The continuing downpour over Victoria and the very west of Canada the last few days, which has made the street out front look like a mini river at times, and me extra thankful that the roof is doing its job, somehow has to segue to talking about writing. As abundant as the rains are, and near torrential (okay, maybe not quite, but let’s be dramatic, shall we?) as they have been, should be akin to what every writer should be, and that is –prolific.
Write A LOT. Write every day. Yes, yes, yes, I can practically hear you saying this is not news. You’re right. It’s not, but are you writing a lot? What is a lot to you? Is it frequency? Or is it the number of words you pour out onto the page every day? You really have jump in when it comes to writing. Might we say, get all wet. I don’t think there’s a pun here I can include about swimming…but do you get my drift? *even I am rolling my eyes here
Puns aside, what A LOT means to you might mean something completely different to another writer. It might mean being able to sneak off in a quiet corner with your favourite bevvy, and starting with a good title. Oh, I love doing that –a whole story just based on a cool sounding title that was part of a random conversational phrase that, even since, still seems a saleable genius of sorts. Yes, you do that, too.
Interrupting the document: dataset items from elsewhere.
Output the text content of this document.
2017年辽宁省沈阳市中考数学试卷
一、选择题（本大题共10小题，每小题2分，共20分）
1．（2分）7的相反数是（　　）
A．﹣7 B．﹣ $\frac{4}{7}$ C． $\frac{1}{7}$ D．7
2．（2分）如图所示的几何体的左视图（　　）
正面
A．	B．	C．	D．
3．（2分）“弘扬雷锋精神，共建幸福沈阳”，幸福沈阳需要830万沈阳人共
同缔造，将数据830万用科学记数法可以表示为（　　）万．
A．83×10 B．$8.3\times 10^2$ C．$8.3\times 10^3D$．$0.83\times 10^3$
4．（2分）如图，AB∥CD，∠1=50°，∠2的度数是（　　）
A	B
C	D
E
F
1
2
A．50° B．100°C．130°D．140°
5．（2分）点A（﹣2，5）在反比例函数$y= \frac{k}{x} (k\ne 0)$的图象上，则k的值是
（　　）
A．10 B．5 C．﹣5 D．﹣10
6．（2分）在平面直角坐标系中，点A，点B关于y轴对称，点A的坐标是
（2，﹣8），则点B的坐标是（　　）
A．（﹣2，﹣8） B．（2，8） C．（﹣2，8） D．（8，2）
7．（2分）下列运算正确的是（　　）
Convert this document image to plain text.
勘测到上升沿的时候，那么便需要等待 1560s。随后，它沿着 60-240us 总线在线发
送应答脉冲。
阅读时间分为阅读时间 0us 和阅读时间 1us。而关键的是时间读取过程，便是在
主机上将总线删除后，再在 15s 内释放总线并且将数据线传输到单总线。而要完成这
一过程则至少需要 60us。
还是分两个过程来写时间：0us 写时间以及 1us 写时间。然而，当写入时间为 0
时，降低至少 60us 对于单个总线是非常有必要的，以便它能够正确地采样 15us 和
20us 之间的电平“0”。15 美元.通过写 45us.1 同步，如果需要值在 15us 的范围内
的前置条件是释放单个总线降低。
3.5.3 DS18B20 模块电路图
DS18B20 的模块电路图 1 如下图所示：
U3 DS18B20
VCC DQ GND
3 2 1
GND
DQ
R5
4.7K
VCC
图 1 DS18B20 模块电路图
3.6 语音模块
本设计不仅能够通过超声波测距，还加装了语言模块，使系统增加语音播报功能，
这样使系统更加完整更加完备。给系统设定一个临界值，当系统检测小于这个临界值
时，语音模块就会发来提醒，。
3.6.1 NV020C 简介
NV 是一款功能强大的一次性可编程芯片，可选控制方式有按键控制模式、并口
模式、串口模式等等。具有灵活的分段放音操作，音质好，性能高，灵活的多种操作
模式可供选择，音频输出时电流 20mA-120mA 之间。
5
The point about being prolific is not only having the goal of selling books, even though there are some who write for the mere pleasure of it with no intent to make money –and bless those creative souls!, but for the one reason being torrential with writing is a good thing. It makes your writing stronger. Better. Sharper. Your style shines though and you get comfortable with what your style even is. That’s the flagging downside for new writers, not having a good grip on personal writing style. It does surface *enough with the water references, Rach!! *I’m grinning after having written oceans and oceans of words. *again, okay, you can grin this time, or roll your eyes, your choice The writer of torrents of words becomes her own best sifter. She can identify the sections and pages of the work that are ‘drowning’, but after some practice, and this will very likely takes years, that part will be less and less.
In the meantime, being torrential with words is the way to sail into your writing.